Publié le : 19 juillet 20224 mins de lecture

La stratégie d’internationalisation vise à ouvrir internationalement de nouvelles parties de l’industrie globale en recherchant des débouchés commerciaux. Il s’agit d’une méthodologie de développement offensive. Il peut également s’agir d’observer des transferts de développement sur un marché chronique devenu inefficacement rentable.

Stratégie d’internationalisation : de quoi s’agit-il ?

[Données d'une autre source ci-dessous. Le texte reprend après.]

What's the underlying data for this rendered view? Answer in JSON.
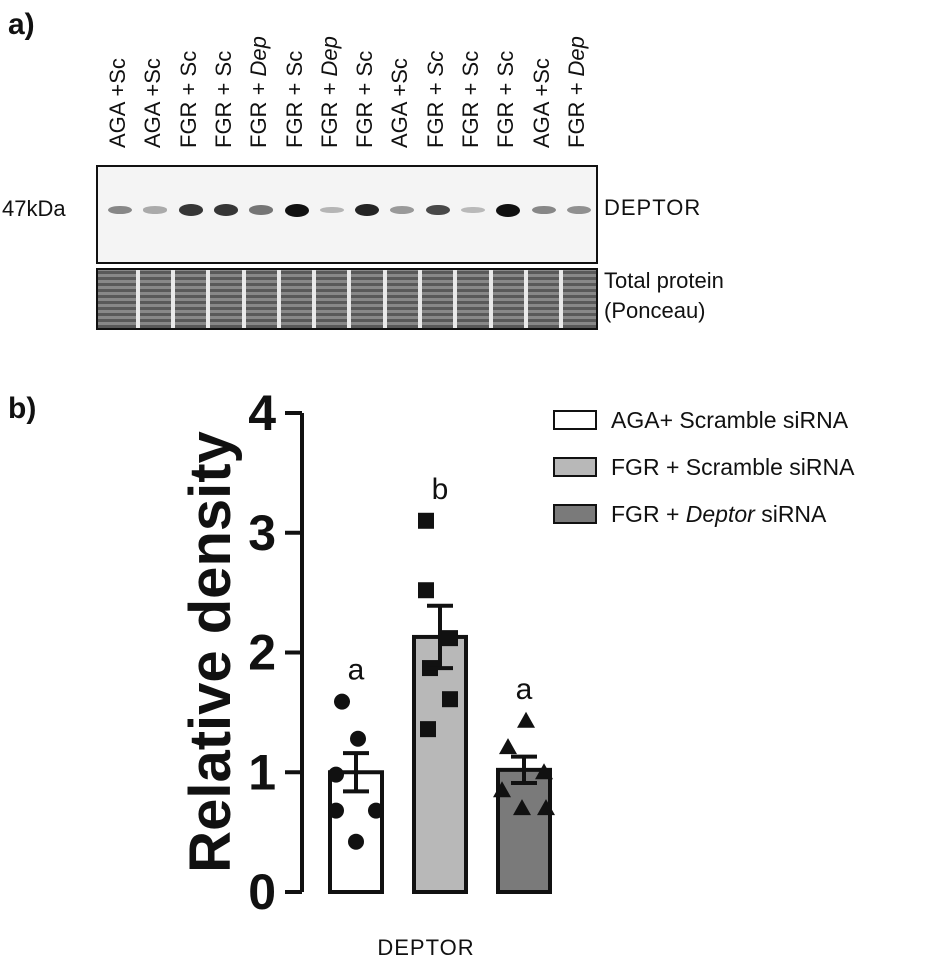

L’internationalisation peut être un moyen de justifier les coûts en transférant des activités considérées comme non-rentables vers des zones géographiques à très faibles coûts de main-d’œuvre. Il s’agit pour l’essentiel de maintenir dans le pays, des exercices à grande valeur ajoutée qui exigent une expertise remarquable comme la Recherche et Développement, le marketing, etc. Découvrir des relais de développement dans un marché authentique devenu inefficacement rentable peut également être problématique. En règle générale, les pays BRICS, c’est-à-dire le Brésil, la Russie, l’Inde, la Chine et l’Afrique du Sud ont émergé comme espace géographique pour remplacer les marchés nord-américains et européens à faible croissance et déjà saturés. 20 ans de dynamisme économique dans les pays BRICS ont contraint les entreprises à mettre leurs produits, leur commercialisation et leurs procédés de production à l’international. Vous pouvez vous inspirer de ces sociétés pour développer vos démarches à l’export. Il est nécessaire de connaître les actions concrètes pour s’implanter dans un marché cible et rentable.

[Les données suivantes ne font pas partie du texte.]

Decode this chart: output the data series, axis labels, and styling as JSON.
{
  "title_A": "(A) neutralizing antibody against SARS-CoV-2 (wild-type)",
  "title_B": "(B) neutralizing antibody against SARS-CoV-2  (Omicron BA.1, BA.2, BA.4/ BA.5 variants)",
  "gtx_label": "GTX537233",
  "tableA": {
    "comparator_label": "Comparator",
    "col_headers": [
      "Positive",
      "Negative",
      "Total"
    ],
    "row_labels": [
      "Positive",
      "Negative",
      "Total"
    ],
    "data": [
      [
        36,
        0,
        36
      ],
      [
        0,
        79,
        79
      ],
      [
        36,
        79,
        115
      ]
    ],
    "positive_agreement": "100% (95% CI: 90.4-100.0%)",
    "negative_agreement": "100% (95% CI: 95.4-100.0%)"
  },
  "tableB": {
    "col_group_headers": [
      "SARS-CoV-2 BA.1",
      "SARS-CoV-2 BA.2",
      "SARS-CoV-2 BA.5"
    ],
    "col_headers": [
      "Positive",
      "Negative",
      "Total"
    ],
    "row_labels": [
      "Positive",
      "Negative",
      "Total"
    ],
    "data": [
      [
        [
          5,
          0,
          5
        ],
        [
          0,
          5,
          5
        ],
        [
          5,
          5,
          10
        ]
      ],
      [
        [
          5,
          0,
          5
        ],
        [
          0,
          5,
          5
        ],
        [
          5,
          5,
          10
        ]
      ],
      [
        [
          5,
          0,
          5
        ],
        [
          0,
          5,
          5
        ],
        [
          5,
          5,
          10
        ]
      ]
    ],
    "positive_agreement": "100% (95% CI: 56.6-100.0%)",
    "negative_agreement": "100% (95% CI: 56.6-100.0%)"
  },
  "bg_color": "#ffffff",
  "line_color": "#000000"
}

Stratégie d’internationalisation : atouts et inconvénients

Le principal avantage de cette stratégie est de pouvoir répartir les coûts et les profits. Quand un marché stagne dans une zone particulière, il est équilibré par une croissance dans une autre région géologique. D’une manière générale, l’organisation accroît ses revenus en exploitant le développement mondial. Dans quelques pays, il est nécessaire de s’associer à des coopérateurs locaux pour exercer des activités à l’étranger, comme en Arabie Saoudite, où l’actionnaire principale doit être une personne d’origine saoudienne. En Russie encore, l’implantation de succursales et les créations des sociétés étrangères sont strictement réglementées. Certes, c’est un important inconvénient qui a des implications sur la répartition des profits, la direction de la société ou le transfert de technologie.

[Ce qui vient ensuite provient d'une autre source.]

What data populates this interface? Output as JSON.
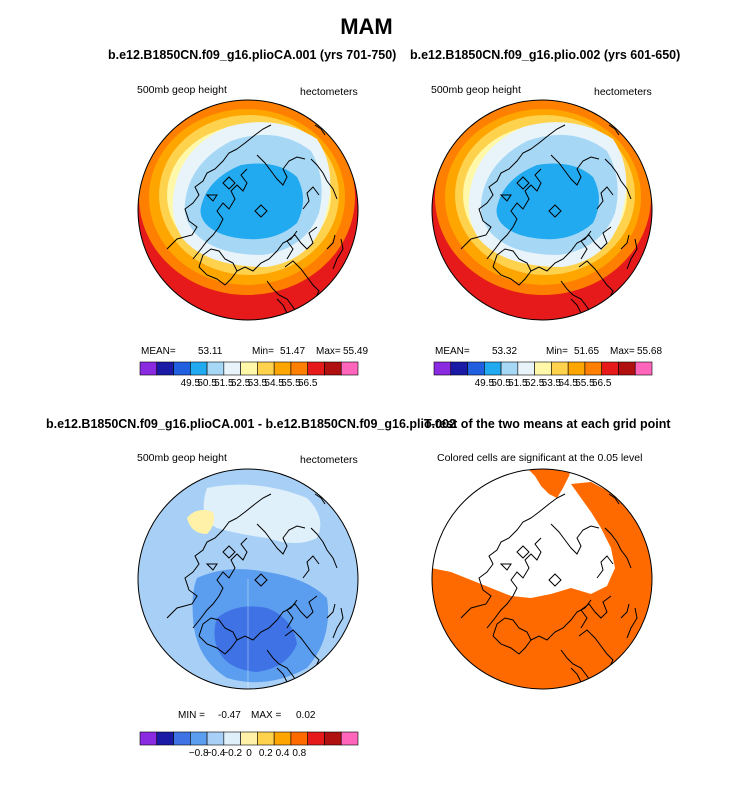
{
  "figure": {
    "title": "MAM",
    "hemisphere_map": "Northern Hemisphere polar stereographic"
  },
  "colors": {
    "gph_palette": [
      "#8a2be2",
      "#1a1aa6",
      "#1f5fe0",
      "#22aaf0",
      "#a6d8f5",
      "#e8f4fa",
      "#fff8a8",
      "#ffd24d",
      "#ffa500",
      "#ff7f00",
      "#e61a1a",
      "#b01010",
      "#ff66bb"
    ],
    "diff_palette": [
      "#8a2be2",
      "#1a1aa6",
      "#3f73e5",
      "#5b9ef0",
      "#a8d0f6",
      "#dff0fb",
      "#fff2a8",
      "#ffd24d",
      "#ffa500",
      "#ff6a00",
      "#e61a1a",
      "#b01010",
      "#ff66bb"
    ],
    "significance": "#ff6a00",
    "coast": "#000000"
  },
  "chart_data": [
    {
      "type": "heatmap",
      "panel": "top-left",
      "title": "b.e12.B1850CN.f09_g16.plioCA.001 (yrs 701-750)",
      "left_label": "500mb geop height",
      "right_label": "hectometers",
      "stats": {
        "mean_label": "MEAN=",
        "mean": "53.11",
        "min_label": "Min=",
        "min": "51.47",
        "max_label": "Max=",
        "max": "55.49"
      },
      "colorbar_labels": [
        "49.5",
        "50.5",
        "51.5",
        "52.5",
        "53.5",
        "54.5",
        "55.5",
        "56.5"
      ],
      "field_levels_outer_to_inner": [
        "55.5",
        "54.5",
        "53.5",
        "53.5",
        "52.5",
        "51.5",
        "51.5"
      ]
    },
    {
      "type": "heatmap",
      "panel": "top-right",
      "title": "b.e12.B1850CN.f09_g16.plio.002 (yrs 601-650)",
      "left_label": "500mb geop height",
      "right_label": "hectometers",
      "stats": {
        "mean_label": "MEAN=",
        "mean": "53.32",
        "min_label": "Min=",
        "min": "51.65",
        "max_label": "Max=",
        "max": "55.68"
      },
      "colorbar_labels": [
        "49.5",
        "50.5",
        "51.5",
        "52.5",
        "53.5",
        "54.5",
        "55.5",
        "56.5"
      ],
      "field_levels_outer_to_inner": [
        "55.5",
        "54.5",
        "53.5",
        "53.5",
        "52.5",
        "51.5",
        "51.5"
      ]
    },
    {
      "type": "heatmap",
      "panel": "bottom-left",
      "title": "b.e12.B1850CN.f09_g16.plioCA.001 - b.e12.B1850CN.f09_g16.plio.002",
      "left_label": "500mb geop height",
      "right_label": "hectometers",
      "stats": {
        "min_label": "MIN =",
        "min": "-0.47",
        "max_label": "MAX =",
        "max": "0.02"
      },
      "colorbar_labels": [
        "−0.8",
        "−0.4",
        "−0.2",
        "0",
        "0.2",
        "0.4",
        "0.8"
      ]
    },
    {
      "type": "heatmap",
      "panel": "bottom-right",
      "title": "T-test of the two means at each grid point",
      "left_label": "Colored cells are significant at the 0.05 level",
      "significance_level": 0.05
    }
  ]
}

Politique d’internationalisation : la mise en place

La mise en place de l’internationalisation se fait en différentes étapes en fonction de la taille de la société. Le statut légal de l’entreprise s’adapte impérativement à l’internationalisation requise. Il est important d’évaluer les différents statuts juridiques avec les experts comme les juristes d’affaires et les comptables. Ce point permet de choisir celui qui correspond à la politique globale de l’entreprise et à son modèle économique. L’exportation est la forme d’internationalisation la plus ordinaire, puisqu’elle consiste à vendre à l’étranger des produits du territoire d’origine. Il s’agit d’une solution facile à mettre en place, car c’est souvent la vente du reste de sa production à l’étranger qui est en jeu. À savoir le vin dont 40 % de la production française est exporté.